Evaporative Compressor Cooling for NOx Suppression and Enhanced Engine Performance for Naval Gas Turbine Propulsion Plants

Water, in the liquid or vapor phase, injected at various locations into the gas turbine cycle has frequently been employed to improve engine performance while simultaneously reducing NOx emissions. Commercial steam injected gas turbines have been designed to inject small amounts of steam (less than 15% of air flow), generated in a heat recovery boiler, into or downstream of the combustor. Recently, it has been proposed to inject larger amounts of water (as high as 50% of air flow) and operate combustors near stoichiometric conditions. All these methods increase turbine mass flow rate without increasing air flow rate and consequently increase specific power. The increase in specific power for naval applications means smaller intake and exhaust stacks and therefore less impact on topside space. The present paper presents a new concept, in naval propulsion plants, to decrease NOx production and increase specific power with a water fog (droplet spray) injected (WFI) directly into the inlet of the engine compressor. The simulated performance of a simple-cycle gas turbine engine using WFI is reported. The paper describes the computer model developed to predict compressor performance resulting from the evaporation of water passing through the stages of an axial flow compressor. The resulting effects are similar to those of an intercooled compressor, without the complications due to the addition of piping, heat exchangers, and the requirement for a dual spool compressor.
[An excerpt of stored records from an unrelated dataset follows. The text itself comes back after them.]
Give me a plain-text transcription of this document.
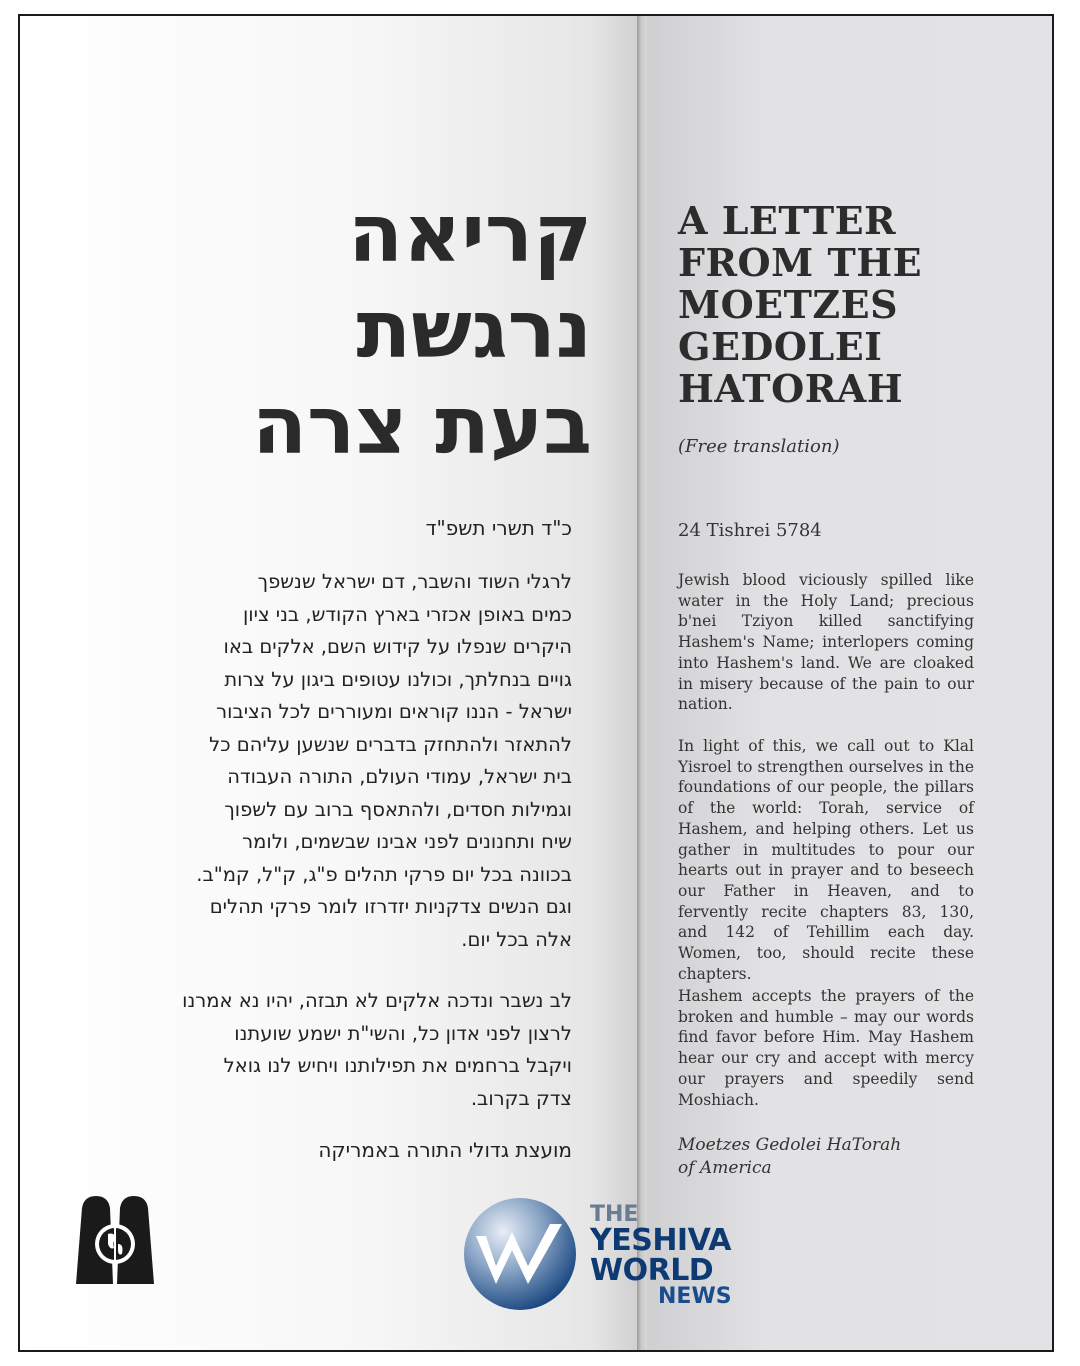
קריאה
נרגשת
בעת צרה
כ"ד תשרי תשפ"ד

לרגלי השוד והשבר, דם ישראל שנשפך
כמים באופן אכזרי בארץ הקודש, בני ציון
היקרים שנפלו על קידוש השם, אלקים באו
גויים בנחלתך, וכולנו עטופים ביגון על צרות
ישראל - הננו קוראים ומעוררים לכל הציבור
להתאזר ולהתחזק בדברים שנשען עליהם כל
בית ישראל, עמודי העולם, התורה העבודה
וגמילות חסדים, ולהתאסף ברוב עם לשפוך
שיח ותחנונים לפני אבינו שבשמים, ולומר
בכוונה בכל יום פרקי תהלים פ"ג, ק"ל, קמ"ב.
וגם הנשים צדקניות יזדרזו לומר פרקי תהלים
אלה בכל יום.

לב נשבר ונדכה אלקים לא תבזה, יהיו נא אמרנו
לרצון לפני אדון כל, והשי"ת ישמע שועתנו
ויקבל ברחמים את תפילותנו ויחיש לנו גואל
צדק בקרוב.

מועצת גדולי התורה באמריקה
A LETTER
FROM THE
MOETZES
GEDOLEI
HATORAH
(Free translation)
24 Tishrei 5784

Jewish blood viciously spilled like water in the Holy Land; precious b'nei Tziyon killed sanctifying Hashem's Name; interlopers coming into Hashem's land. We are cloaked in misery because of the pain to our nation.

In light of this, we call out to Klal Yisroel to strengthen ourselves in the foundations of our people, the pillars of the world: Torah, service of Hashem, and helping others. Let us gather in multitudes to pour our hearts out in prayer and to beseech our Father in Heaven, and to fervently recite chapters 83, 130, and 142 of Tehillim each day. Women, too, should recite these chapters.

Hashem accepts the prayers of the broken and humble – may our words find favor before Him. May Hashem hear our cry and accept with mercy our prayers and speedily send Moshiach.

Moetzes Gedolei HaTorah
of America
THE
YESHIVA
WORLD
NEWS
The effects of evaporative cooling on compressor characteristics are presented. These results include compressor maps modified for various water flow rates as well as estimates of the reductions in compression work and compressor discharge temperature. These modified compressor performance characteristics are used in the engine simulation to predict how a WFI engine would perform under various water injection flow rates. Estimates of increased output power and decreased air flow rates are presented.